Why mural art matters for health equity and social inclusion

Health equity work often depends on communication—clear, consistent, culturally relevant communication. Murals can do that work in public, every day, without requiring a formal classroom, a smartphone, or a specialized vocabulary. They make complex issues visible, they normalize discussion, and they invite people to stand together long enough to ask: What needs to change? Who is being left out? What can we do next?

Nazir has spent years building the VAS model, training more than 1,000 marginalized youth through career development, leadership, and entrepreneurship, while creating platforms for young artists to earn income through their craft. That experience, paired with the credibility he has gained as a recognized changemaker and youth storyteller, made him ready to lead a project where art carries both economic opportunity and social purpose.

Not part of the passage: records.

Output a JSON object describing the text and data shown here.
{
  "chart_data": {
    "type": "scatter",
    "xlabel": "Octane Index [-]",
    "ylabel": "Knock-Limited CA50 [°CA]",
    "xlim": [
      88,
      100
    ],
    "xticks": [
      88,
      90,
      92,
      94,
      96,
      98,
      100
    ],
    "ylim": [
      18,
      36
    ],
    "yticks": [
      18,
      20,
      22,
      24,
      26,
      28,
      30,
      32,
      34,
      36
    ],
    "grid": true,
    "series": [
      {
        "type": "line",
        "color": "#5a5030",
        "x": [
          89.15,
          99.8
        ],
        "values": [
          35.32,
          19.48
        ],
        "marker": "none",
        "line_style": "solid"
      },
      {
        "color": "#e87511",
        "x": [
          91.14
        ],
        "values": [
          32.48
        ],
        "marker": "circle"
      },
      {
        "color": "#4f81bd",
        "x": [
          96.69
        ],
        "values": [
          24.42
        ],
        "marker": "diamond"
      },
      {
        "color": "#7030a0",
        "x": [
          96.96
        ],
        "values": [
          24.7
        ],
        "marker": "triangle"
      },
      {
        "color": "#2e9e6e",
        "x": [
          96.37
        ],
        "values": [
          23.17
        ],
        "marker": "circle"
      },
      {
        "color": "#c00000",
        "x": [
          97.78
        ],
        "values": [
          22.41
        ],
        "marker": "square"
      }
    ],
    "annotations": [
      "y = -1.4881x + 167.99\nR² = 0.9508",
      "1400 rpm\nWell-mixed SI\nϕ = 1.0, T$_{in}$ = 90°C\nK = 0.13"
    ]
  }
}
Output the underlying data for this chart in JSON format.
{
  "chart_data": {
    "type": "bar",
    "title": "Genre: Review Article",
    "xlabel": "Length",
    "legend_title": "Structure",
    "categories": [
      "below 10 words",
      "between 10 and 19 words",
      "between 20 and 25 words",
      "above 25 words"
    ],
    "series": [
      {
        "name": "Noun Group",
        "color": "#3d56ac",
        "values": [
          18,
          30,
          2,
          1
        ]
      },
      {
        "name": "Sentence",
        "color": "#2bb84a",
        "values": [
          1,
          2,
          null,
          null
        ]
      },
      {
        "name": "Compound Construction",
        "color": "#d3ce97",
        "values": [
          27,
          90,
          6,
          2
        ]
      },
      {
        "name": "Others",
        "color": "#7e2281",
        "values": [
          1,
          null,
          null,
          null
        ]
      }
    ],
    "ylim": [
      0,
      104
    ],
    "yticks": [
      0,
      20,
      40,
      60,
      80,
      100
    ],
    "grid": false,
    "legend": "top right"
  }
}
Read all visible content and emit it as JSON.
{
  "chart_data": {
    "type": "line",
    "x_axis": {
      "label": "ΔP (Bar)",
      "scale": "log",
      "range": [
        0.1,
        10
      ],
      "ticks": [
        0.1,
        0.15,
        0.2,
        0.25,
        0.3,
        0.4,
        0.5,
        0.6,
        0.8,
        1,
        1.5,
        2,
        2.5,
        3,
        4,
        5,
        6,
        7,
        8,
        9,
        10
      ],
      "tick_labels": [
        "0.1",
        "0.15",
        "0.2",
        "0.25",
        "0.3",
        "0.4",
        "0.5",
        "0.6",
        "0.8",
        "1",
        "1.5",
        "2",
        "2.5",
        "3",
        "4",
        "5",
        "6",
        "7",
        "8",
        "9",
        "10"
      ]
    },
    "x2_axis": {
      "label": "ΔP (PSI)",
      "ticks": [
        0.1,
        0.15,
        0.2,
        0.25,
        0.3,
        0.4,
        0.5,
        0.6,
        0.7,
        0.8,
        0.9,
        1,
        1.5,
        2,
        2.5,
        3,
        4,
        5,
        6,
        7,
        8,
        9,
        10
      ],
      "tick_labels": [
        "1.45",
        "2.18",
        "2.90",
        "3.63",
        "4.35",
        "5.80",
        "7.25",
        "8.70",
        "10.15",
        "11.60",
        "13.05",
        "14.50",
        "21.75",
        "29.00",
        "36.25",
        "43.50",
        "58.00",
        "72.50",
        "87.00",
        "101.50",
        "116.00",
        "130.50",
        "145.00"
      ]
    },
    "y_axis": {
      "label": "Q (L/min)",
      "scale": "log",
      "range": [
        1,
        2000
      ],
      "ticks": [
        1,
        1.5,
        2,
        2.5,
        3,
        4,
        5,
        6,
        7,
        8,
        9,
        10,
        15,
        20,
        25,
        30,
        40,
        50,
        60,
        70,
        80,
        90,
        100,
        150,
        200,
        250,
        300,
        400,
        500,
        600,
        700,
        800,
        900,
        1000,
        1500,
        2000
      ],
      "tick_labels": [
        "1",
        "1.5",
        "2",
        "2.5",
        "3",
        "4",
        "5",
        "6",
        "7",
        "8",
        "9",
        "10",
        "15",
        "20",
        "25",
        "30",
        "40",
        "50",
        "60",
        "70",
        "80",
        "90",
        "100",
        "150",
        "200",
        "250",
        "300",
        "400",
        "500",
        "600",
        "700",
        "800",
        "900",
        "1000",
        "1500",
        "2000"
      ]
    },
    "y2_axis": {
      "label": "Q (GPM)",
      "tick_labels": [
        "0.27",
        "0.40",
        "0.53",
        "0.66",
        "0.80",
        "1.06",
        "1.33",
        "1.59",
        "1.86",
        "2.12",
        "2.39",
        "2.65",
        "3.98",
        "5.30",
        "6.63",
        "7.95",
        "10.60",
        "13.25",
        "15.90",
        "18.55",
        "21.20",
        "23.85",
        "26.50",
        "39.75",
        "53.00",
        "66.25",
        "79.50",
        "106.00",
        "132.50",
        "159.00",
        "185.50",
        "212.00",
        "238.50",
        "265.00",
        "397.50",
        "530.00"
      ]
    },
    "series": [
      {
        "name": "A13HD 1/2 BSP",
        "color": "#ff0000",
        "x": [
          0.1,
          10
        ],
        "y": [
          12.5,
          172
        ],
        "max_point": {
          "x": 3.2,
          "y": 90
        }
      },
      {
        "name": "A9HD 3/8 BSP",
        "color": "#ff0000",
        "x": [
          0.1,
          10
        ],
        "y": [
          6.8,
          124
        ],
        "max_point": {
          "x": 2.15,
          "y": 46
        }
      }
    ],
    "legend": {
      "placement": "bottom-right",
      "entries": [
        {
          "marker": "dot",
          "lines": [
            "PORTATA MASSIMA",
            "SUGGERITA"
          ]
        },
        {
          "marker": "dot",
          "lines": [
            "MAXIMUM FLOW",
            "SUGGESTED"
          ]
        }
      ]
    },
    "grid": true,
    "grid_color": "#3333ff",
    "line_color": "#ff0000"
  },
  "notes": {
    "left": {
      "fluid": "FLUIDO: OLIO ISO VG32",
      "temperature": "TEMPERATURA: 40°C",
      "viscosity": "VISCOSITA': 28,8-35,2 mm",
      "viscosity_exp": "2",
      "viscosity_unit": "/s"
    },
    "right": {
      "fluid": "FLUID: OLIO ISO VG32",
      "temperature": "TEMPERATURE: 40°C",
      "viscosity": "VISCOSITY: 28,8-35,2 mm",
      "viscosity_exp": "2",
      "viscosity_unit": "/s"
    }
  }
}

And TPP’s grant strengthened what early-stage philanthropy is uniquely positioned to do: back a local leader with a clear vision, then trust them to adapt, learn, and build something the community can carry forward.

“The flexibility and trust embedded in TPP’s model allowed us to adapt in real time to on-the-ground realities,” Nazir shared, noting how essential that was amid logistical and social complexities.

What comes next

The pilot laid a foundation for growth. VAS plans to expand the initiative into a structured, multi-phase program, adding more community engagement sessions, developing additional murals on priority health and social issues, and strengthening partnerships with healthcare providers and institutions to integrate education and basic screenings alongside art interventions.

This is how early funding multiplies: it proves a concept, builds local momentum, and generates the evidence needed to invite broader collaboration. It also protects what matters most—community voice—by ensuring solutions are shaped by the people living the reality.

For philanthropists and donors looking for high-leverage impact, Murals for Medical Access offers a clear example: a seed grant can move quickly, reach people directly, and create a lasting public resource that continues to educate and advocate long after the paint dries.

We are deeply grateful to The Pollination Project for believing in this idea at its pilot stage. The grant enabled us to enter a remote and underserved community, listen deeply, and validate experiences that are often overlooked. The flexibility and trust embedded in TPP’s model allowed us to adapt in real time to on-the-ground realities, which was essential given the logistical and social complexities we encountered.